A Opep passou a prever demanda média de 104,57 milhões de barris por dia no segundo trimestre de 2026, abaixo da estimativa anterior de 105,07 milhões. O corte ocorre após a escalada do conflito envolvendo Irã e Estados Unidos e o fechamento do Estreito de Ormuz.
O mercado global de energia entrou em uma fase de forte instabilidade após o bloqueio de uma das principais rotas marítimas do petróleo mundial. A interrupção reduziu exportações do Oriente Médio, elevou o preço do barril Brent e aumentou a preocupação com inflação energética em vários países. Além disso, outro assunto que chamou atenção recentemente, foi a saída dos Emirados Árabes Unidos da Opep.
Por que a Opep reduziu a previsão de demanda por petróleo
A redução da projeção reflete um efeito incomum no setor energético. O conflito não afetou apenas a oferta global de petróleo. O impacto atingiu também transporte marítimo, atividade industrial e expectativa de crescimento econômico.
A Opep admite que a crise no Oriente Médio passou a afetar:
- consumo global de combustíveis;
- confiança econômica;
- logística internacional;
- custos industriais;
- fluxo global de energia.
O Estreito de Ormuz concentra cerca de um quinto do petróleo transportado no mundo. O fechamento da rota retirou milhões de barris do mercado internacional e dificultou operações de exportação na região.
A revisão ocorre após o cartel já ter reduzido anteriormente sua previsão de demanda em 500 mil barris por dia. O novo corte amplia a percepção de desaceleração no consumo global de energia.
Guerra no Oriente Médio pressiona petróleo e mercado global
A crise energética ganhou força após a disparada do petróleo Brent e o aumento das dificuldades operacionais da Opep+.
O grupo formado pela Organização dos Países Exportadores de Petróleo e aliados como a Rússia havia planejado elevar gradualmente a produção a partir de abril.

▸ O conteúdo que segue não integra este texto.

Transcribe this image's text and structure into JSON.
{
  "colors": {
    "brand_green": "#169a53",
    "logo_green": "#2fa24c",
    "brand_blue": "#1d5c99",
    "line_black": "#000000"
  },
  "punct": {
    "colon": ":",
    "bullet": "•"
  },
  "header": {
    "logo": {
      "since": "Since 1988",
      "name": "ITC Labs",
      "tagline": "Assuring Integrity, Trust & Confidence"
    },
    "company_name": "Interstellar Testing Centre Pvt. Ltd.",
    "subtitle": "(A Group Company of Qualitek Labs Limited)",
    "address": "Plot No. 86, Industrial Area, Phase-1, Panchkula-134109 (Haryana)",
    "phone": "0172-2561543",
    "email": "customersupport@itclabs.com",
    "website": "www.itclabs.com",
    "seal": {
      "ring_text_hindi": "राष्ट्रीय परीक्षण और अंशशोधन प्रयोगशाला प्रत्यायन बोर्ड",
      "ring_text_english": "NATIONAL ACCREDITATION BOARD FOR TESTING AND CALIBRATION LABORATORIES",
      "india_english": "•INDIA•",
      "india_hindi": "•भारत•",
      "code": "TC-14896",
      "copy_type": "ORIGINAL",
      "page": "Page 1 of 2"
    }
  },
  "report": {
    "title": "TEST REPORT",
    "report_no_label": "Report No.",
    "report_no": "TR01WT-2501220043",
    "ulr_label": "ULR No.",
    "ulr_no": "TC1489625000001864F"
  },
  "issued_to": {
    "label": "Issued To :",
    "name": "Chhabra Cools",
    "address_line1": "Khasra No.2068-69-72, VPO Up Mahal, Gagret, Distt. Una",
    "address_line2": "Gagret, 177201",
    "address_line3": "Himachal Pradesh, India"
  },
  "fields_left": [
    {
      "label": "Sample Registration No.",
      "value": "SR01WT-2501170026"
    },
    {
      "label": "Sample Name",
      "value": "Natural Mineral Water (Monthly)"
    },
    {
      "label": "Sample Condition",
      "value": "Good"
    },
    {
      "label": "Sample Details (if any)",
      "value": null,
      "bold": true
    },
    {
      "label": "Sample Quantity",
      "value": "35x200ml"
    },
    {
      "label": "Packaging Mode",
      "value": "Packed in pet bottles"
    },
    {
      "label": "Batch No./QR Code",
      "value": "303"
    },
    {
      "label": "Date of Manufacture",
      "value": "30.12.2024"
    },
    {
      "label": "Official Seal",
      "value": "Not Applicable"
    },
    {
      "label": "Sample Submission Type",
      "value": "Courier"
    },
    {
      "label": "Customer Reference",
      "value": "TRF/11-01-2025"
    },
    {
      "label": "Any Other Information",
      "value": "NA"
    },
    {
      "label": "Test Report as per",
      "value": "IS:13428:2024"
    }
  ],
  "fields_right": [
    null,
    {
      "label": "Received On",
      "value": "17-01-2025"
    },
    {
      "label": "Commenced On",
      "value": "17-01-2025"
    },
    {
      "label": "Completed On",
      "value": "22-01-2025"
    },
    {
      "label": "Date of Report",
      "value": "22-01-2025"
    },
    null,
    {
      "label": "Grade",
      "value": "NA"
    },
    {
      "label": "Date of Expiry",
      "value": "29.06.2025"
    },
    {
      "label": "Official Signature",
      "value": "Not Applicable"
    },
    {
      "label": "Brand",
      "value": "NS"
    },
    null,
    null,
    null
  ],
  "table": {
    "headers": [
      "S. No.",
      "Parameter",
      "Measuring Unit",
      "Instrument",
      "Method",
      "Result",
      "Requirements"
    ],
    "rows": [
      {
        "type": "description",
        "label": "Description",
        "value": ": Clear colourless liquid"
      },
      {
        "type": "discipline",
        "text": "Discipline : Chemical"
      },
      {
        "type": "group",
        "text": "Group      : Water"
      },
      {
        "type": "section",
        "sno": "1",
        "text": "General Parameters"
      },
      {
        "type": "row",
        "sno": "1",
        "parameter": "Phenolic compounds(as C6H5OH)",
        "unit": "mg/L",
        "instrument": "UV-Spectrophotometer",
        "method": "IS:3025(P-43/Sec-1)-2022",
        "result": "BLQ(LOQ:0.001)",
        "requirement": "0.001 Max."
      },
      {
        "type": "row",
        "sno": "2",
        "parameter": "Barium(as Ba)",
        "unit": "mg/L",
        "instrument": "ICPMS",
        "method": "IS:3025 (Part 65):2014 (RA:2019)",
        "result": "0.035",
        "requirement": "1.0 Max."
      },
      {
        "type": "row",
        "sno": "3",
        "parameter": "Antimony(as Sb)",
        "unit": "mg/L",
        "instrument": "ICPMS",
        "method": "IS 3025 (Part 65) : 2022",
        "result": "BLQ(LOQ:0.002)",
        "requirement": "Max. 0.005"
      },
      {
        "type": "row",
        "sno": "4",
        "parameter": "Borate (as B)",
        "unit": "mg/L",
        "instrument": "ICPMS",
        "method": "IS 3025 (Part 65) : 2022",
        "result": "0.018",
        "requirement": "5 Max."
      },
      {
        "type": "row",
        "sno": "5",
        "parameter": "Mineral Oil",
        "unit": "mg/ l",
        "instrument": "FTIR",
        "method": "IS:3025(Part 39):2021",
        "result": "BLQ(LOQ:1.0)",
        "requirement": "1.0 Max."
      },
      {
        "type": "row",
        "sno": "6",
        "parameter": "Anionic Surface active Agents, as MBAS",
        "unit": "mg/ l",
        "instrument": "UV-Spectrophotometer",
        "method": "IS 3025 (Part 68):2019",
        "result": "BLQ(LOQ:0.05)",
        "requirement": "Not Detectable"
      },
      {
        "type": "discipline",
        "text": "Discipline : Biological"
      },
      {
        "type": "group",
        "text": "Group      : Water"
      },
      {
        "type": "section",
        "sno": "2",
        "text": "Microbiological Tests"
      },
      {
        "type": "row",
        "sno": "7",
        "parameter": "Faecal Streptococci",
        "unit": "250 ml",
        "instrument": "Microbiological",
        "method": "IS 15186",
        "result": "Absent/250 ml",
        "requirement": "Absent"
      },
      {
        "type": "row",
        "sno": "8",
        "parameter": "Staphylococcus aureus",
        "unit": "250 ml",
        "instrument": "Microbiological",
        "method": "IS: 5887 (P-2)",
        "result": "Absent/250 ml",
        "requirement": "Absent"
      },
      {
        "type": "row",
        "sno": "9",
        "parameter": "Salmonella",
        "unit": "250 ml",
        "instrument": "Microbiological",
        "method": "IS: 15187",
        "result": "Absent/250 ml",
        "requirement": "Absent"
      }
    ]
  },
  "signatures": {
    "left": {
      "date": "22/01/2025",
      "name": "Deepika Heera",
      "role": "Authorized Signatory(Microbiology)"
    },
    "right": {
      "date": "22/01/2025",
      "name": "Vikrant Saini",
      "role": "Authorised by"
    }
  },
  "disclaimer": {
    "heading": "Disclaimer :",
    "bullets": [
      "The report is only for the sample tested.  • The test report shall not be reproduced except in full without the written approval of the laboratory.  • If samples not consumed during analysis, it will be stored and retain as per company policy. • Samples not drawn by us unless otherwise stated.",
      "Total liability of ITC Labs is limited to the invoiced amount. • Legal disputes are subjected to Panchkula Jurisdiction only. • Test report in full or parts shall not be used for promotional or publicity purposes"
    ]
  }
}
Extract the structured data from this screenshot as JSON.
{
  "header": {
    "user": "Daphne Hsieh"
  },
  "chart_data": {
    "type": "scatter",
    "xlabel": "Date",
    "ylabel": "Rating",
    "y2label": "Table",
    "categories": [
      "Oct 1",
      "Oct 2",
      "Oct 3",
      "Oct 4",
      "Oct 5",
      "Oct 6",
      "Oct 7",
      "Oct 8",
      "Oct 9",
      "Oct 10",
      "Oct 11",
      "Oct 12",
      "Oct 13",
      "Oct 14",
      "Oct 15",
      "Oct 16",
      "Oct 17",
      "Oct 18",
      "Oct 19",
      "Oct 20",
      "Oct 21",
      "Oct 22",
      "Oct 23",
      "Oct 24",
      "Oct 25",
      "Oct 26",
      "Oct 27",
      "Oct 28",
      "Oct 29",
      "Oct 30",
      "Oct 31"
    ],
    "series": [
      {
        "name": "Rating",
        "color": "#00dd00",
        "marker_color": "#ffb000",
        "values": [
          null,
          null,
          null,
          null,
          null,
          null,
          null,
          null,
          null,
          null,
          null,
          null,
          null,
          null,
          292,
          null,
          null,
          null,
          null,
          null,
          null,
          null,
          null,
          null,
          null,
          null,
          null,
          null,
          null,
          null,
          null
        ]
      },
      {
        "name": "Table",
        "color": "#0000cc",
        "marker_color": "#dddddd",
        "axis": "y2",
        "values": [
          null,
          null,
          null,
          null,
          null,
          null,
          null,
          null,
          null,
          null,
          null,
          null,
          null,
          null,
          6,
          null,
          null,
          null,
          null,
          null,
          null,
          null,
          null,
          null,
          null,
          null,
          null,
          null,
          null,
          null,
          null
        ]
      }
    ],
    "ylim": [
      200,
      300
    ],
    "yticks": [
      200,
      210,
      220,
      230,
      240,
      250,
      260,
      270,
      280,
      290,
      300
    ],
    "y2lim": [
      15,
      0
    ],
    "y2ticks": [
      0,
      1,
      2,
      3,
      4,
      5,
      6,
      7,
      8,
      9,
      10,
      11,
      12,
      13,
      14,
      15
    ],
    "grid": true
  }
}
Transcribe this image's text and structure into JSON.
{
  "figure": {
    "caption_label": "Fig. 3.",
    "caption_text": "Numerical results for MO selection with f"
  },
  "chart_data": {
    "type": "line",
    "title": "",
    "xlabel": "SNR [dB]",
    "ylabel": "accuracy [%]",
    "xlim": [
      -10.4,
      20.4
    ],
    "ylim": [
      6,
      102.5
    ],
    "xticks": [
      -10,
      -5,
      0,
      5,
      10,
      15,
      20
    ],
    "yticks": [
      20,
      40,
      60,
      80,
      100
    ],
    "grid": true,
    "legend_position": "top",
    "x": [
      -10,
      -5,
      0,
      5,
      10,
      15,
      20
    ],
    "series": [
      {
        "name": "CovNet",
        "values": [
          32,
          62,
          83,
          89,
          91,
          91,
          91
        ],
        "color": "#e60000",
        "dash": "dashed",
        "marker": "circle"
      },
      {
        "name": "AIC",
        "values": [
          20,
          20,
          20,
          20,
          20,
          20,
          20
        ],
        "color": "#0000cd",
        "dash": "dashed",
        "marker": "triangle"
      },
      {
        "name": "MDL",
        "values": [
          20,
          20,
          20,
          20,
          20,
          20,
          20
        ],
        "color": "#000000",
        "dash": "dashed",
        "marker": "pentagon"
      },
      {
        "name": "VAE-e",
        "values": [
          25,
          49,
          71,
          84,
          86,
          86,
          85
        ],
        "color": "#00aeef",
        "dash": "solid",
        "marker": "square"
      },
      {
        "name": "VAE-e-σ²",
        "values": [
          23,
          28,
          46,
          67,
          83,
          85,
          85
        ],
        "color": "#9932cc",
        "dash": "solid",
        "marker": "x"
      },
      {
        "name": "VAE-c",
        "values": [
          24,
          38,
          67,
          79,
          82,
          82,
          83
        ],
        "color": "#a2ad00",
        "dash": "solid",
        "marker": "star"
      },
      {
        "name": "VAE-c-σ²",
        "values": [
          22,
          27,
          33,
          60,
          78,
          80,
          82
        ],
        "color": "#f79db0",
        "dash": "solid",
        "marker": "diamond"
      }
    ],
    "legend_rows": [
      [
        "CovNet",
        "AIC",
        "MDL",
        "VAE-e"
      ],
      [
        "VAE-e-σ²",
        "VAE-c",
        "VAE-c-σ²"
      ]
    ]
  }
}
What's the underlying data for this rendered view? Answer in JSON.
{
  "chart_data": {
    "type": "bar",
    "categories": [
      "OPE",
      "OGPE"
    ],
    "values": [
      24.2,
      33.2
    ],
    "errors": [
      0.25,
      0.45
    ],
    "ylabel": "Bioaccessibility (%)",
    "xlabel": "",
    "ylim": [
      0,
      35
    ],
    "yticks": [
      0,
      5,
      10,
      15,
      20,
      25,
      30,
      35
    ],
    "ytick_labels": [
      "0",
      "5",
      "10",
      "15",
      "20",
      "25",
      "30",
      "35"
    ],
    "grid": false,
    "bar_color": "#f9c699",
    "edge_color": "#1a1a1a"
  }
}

O fechamento de Ormuz tornou o acordo praticamente inviável.
Segundo o relatório:
- a produção da Opep+ caiu para 33,19 milhões de barris por dia em abril;
- a retração mensal foi de 1,74 milhão de barris por dia;
- o conflito reduziu parte relevante da oferta regional.
O choque de oferta ampliou a volatilidade do mercado global de energia. Refinarias passaram a operar sob maior pressão de custos, enquanto governos monitoram riscos sobre estoques e inflação.
A alta do petróleo também aumenta preocupação sobre:
- combustíveis;
- transporte;
- custos industriais;
- juros globais;
- crescimento econômico.
Opep mantém visão mais otimista que a Agência Internacional de Energia
Apesar do corte na previsão de demanda, a Opep mantém uma leitura menos pessimista do mercado do que a Agência Internacional de Energia (IEA).
A agência elevou recentemente sua estimativa de queda no consumo global de petróleo diante da deterioração do cenário geopolítico. A Opep, porém, avalia que o impacto atual tende a ser temporário.
O cartel afirmou que a economia mundial segue resiliente mesmo com o aumento das tensões no Oriente Médio. A entidade manteve suas projeções para o crescimento econômico global neste ano.
A Opep também elevou sua previsão para 2027. O grupo passou a estimar crescimento da demanda de 1,54 milhão de barris por dia, alta de 200 mil barris em relação ao relatório anterior.
A avaliação indica que o cartel ainda aposta em recuperação gradual da atividade econômica global e continuidade da demanda por combustíveis fósseis nos próximos anos.
O que a nova previsão da Opep indica para o mercado de energia
A revisão da Opep mostra que o mercado internacional de petróleo passou a operar sob uma combinação rara de riscos simultâneos:
- oferta reduzida;
- preços elevados;
- tensão geopolítica;
- desaceleração econômica;
- instabilidade logística.
O cenário aumenta a dificuldade de projeção para inflação, juros e crescimento econômico global. Mesmo com expectativa de recuperação futura, a crise atual já alterou o ritmo esperado do consumo mundial de energia.
A Opep reduziu previsão de demanda global por petróleo em 2026 justamente quando investidores, governos e empresas tentam medir o alcance econômico da guerra sobre o mercado internacional de energia.